Certainly it is difficult to dispute Thomas' credentials as a judge of personnel. He was the first person hired by the Minnesota Vikings and helped bring in much of the talent that made them a contender. He also was the first person hired by the Miami Dolphins and was responsible for acquiring 21 of the 22 Dolphins who started in Super Bowl VIII, in which Miami beat Minnesota 24-7. But Thomas chafed when the coaches in Minnesota and Miami—Norm Van Brocklin and Don Shula—received most of the credit for their teams' success. So he went looking for a new situation, arranged Irsay's acquisition of the Colts and, for his efforts, was rewarded with what he had always wanted: full control of a team.
Quickly disposing of aging legends like Johnny Unitas, Tom Matte and John Mackey, Thomas began to rebuild the Colts, and last year they went from last place to first in the AFC East. Inevitably, the same old problem arose: the coach—not the general manager—got most of the credit. New Coach Marchibroda, it was noted, had taken the same talent that finished 2-12 in 1974 and produced a 10-4 playoff team. Privately, Thomas admitted he was miffed that the accolades went to his coach.

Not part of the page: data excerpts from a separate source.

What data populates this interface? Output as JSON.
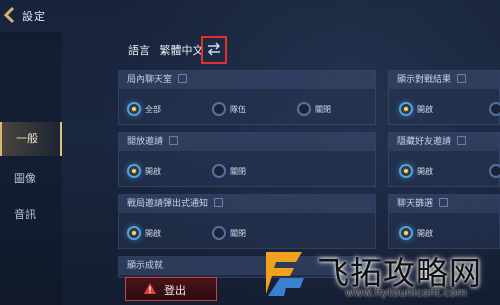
{
  "app": {
    "title": "設定"
  },
  "sidebar": {
    "items": [
      {
        "label": "一般",
        "active": true
      },
      {
        "label": "圖像",
        "active": false
      },
      {
        "label": "音訊",
        "active": false
      }
    ]
  },
  "language": {
    "label": "語言",
    "value": "繁體中文"
  },
  "panels": {
    "lobby_chat": {
      "title": "局內聊天室",
      "options": [
        "全部",
        "隊伍",
        "關閉"
      ],
      "selected": "全部"
    },
    "show_results": {
      "title": "顯示對戰結果",
      "options": [
        "開啟"
      ],
      "selected": "開啟"
    },
    "open_invite": {
      "title": "開放邀請",
      "options": [
        "開啟",
        "關閉"
      ],
      "selected": "開啟"
    },
    "hide_invite": {
      "title": "隱藏好友邀請",
      "options": [
        "開啟"
      ],
      "selected": "開啟"
    },
    "popup_notice": {
      "title": "戰局邀請彈出式通知",
      "options": [
        "開啟",
        "關閉"
      ],
      "selected": "開啟"
    },
    "chat_filter": {
      "title": "聊天篩選",
      "options": [
        "開啟"
      ],
      "selected": "開啟"
    },
    "show_achieve": {
      "title": "顯示成就"
    }
  },
  "logout": {
    "label": "登出"
  },
  "watermark": {
    "text": "飞拓攻略网",
    "url": "www.fiytounicont.com"
  },
  "colors": {
    "accent": "#4fa0e4",
    "highlight_box": "#e0322a",
    "logout_border": "#b8454c"
  }
}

During the off-season Thomas made some personnel moves that Marchibroda vehemently opposed. "Joe had to show Ted who was boss," says one Colt. Middle Linebacker Mike Curtis, an outspoken critic of the general manager, was lost in the expansion draft, leaving the Colts woefully thin at that position, because the only other veteran, Jim Cheyunski, had knee surgery and still limps badly. This summer Thomas traded Backup Quarterback Marty Domres and his $110,000 salary to San Francisco for a fifth-round 1978 draft choice and cash. Consequently, the Colts have no experienced backup if Jones, who likes to run the ball, gets injured. Meanwhile, no new players were brought in. "I saw the problem," says Marchibroda, "but I didn't know how to handle it." Irsay unwittingly brought the problem into the open when he questioned the coach's competence during his locker-room tirade.
At the Milwaukee meeting, Marchibroda demanded final say over the playing personnel. Irsay sided with Thomas, so Marchibroda resigned. That night in Baltimore Marchibroda met with about 30 Colt players to say goodby. It was an emotional farewell. "Some of the players cried," says Jones. "I would imagine Ted cried, too. I know I did." After Marchibroda left, the players considered a boycott of the New England game but decided to delay any decision until a team meeting the following morning.